David works on the terrestrial carbon cycle, with a particular interest in improving parametrisations by data assimilation.
Areas of expertise:
terrestrial carbon cycle;
the JULES model;
linearisation of complex models.
David is a scientist working on the terrestrial carbon cycle. He uses the JULES model to simulate the carbon cycle, and uses data from eddy-covariance systems as targets to be hit by JULES' simulations. Some of the parameters are adjusted by an automatic procedure — data assimilation — in which a least-squares measure of the mismatch between simulated and measured time series is minimised. There is scope for large speed-ups in the data assimilation scheme, by producing an adjoint of the JULES code. Since JULES is a large and complex Fortran code, it is very difficult, or practically impossible, to produce adjoint code by hand. Therefore, David is working with the University of Exeter and the FastOpt company in Germany, to produce adjoint code automatically by use of an external adjoint-generating program.
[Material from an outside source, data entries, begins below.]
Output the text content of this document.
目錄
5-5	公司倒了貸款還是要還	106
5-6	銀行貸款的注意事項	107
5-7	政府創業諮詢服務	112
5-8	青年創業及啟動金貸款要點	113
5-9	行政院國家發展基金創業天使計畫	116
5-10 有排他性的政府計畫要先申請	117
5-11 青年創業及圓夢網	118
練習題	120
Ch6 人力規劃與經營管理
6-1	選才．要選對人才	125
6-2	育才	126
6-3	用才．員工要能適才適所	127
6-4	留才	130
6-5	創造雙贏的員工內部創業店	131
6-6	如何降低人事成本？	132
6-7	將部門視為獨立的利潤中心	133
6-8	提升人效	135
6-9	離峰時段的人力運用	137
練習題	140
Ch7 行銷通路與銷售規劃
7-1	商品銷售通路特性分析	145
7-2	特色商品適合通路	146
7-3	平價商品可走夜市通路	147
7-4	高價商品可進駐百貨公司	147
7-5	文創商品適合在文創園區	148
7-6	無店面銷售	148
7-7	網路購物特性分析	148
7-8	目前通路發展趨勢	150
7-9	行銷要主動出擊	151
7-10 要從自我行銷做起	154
David has a BSc in Physics from the University of York, and a PhD in Plasma Physics from Imperial College, London. His post-doctoral work began at ESSC, University of Reading, on the simulation and measurement of the directional reflectance of vegetation. He followed this with theoretical and practical research on passive microwave remote sensing of soil moisture, in preparation for the MIRAS mission, which is now in orbit aboard the dedicated SMOS satellite.